Мне кажется, что все вы тоже сошли с ума, но не от ужаса казней, вызванных чувством мести, как сошёл с ума этот несчастный матрос, нет, вы обезумели от злобы, от мелкой злобы честолюбивых людей, потерявших навсегда своё место в жизни.
Люди столь же самолюбивые, как и бездарные, вы так же самонадеянны, как и бессильны. Бессилие ваше – факт истории, факт неоспоримый, бессилию этому не помогли ни белые генералы, ни «интервенция». Вспомните, как легко генералы заставили вас служить их простейшим, явно бандитским целям.
С той поры основным чувством, руководящим вами до сего дня, является только чувство личного оскорбления. Место этому чувству есть: вы действительно играли значительную роль в процессе развития русской культуры, вы были достаточно энергичными рядовыми работниками её. Но эта работа ещё не оправдывает вашего самомнения и не может оправдать вашей дикой злобы к тем людям, которые не побоялись взять власть и ныне правят Россией. Правят – хотя вы употребляете все усилия, чтоб не видеть успехов Советской власти и не верить в них.
Да, в России правят жестоко, но ведь это страна, где каждый околоточный чувствовал себя Иваном Грозным и каждый интеллигент – вершителем судеб мира. Константин Леонтьев и Нечаев родственны по духу, так же как Достоевский и Победоносцев, а это – очень русские люди.
Вам, призывавшим против русского народа «двенадцать языков», не следовало бы говорить о жестокости. Особенно теперь, когда вы совершенно обезумели от злости, как видно из вашего позорного отношения к работе и смерти Ленина, человека, имя которого навсегда останется гордостью России и всего мира, человека, о котором величайший идеалист наших дней, прекрасная душа, Ромэн Роллан сказал:
«Ленин – самый великий человек нашего века и самый бескорыстный».

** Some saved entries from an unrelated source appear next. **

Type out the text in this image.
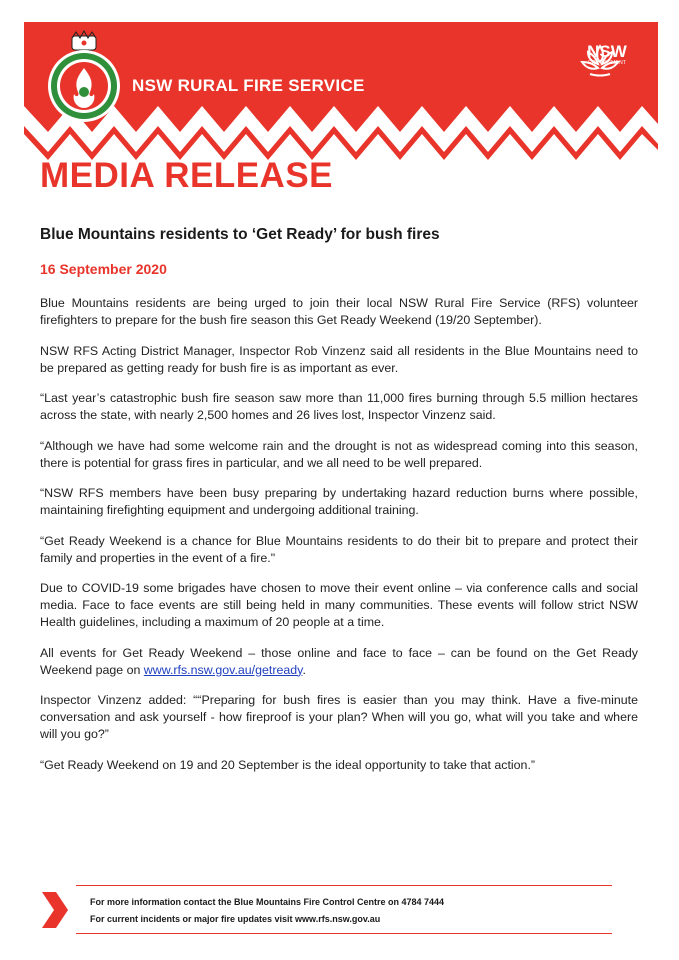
NSW RURAL FIRE SERVICE
NSW
GOVERNMENT
MEDIA RELEASE
Blue Mountains residents to ‘Get Ready’ for bush fires
16 September 2020

Blue Mountains residents are being urged to join their local NSW Rural Fire Service (RFS) volunteer firefighters to prepare for the bush fire season this Get Ready Weekend (19/20 September).

NSW RFS Acting District Manager, Inspector Rob Vinzenz said all residents in the Blue Mountains need to be prepared as getting ready for bush fire is as important as ever.

“Last year’s catastrophic bush fire season saw more than 11,000 fires burning through 5.5 million hectares across the state, with nearly 2,500 homes and 26 lives lost, Inspector Vinzenz said.

“Although we have had some welcome rain and the drought is not as widespread coming into this season, there is potential for grass fires in particular, and we all need to be well prepared.

“NSW RFS members have been busy preparing by undertaking hazard reduction burns where possible, maintaining firefighting equipment and undergoing additional training.

“Get Ready Weekend is a chance for Blue Mountains residents to do their bit to prepare and protect their family and properties in the event of a fire."

Due to COVID-19 some brigades have chosen to move their event online – via conference calls and social media. Face to face events are still being held in many communities. These events will follow strict NSW Health guidelines, including a maximum of 20 people at a time.

All events for Get Ready Weekend – those online and face to face – can be found on the Get Ready Weekend page on www.rfs.nsw.gov.au/getready.

Inspector Vinzenz added: ““Preparing for bush fires is easier than you may think. Have a five-minute conversation and ask yourself - how fireproof is your plan? When will you go, what will you take and where will you go?”

“Get Ready Weekend on 19 and 20 September is the ideal opportunity to take that action.”

For more information contact the Blue Mountains Fire Control Centre on 4784 7444
For current incidents or major fire updates visit www.rfs.nsw.gov.au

Ленин на века останется в истории России, а вы, измученные бездельем, злобой и тоской, скоро ляжете в ваши могилы. И – пора сделать это, чтоб избежать возможности ещё раз переменить фронт и вехи. Ибо – хотя вы сегодня враждуете с большевиками, но – разве можно сказать, чьим лакеем будет завтра сегодняшний «порядочный» русский человек? Вы сами знаете, как легко и просто люди вашего стана переходят в стан ваших врагов. И, вероятно, вы не ошибаетесь, подозревая многих ваших друзей в своекорыстии мотивов их ренегатства.
Вы уже скоро уйдёте из мира, где никому, кроме вас, не нужна, да и для вас, вероятно, мучительна ваша гнилая злость. Большевики останутся. Отступая от цели своей и снова подвигаясь к ней, работая в атмосфере непонимания, клеветы, лжи, звериного воя и хрюканья, они всё-таки идут вперёд и поднимают за собой русское крестьянство. Дети ваши уйдут от вас к ним. Незаметно для себя вы учите детей понимать ваше бессилие и постепенно внушаете им презрение к отцам, моральным банкротам.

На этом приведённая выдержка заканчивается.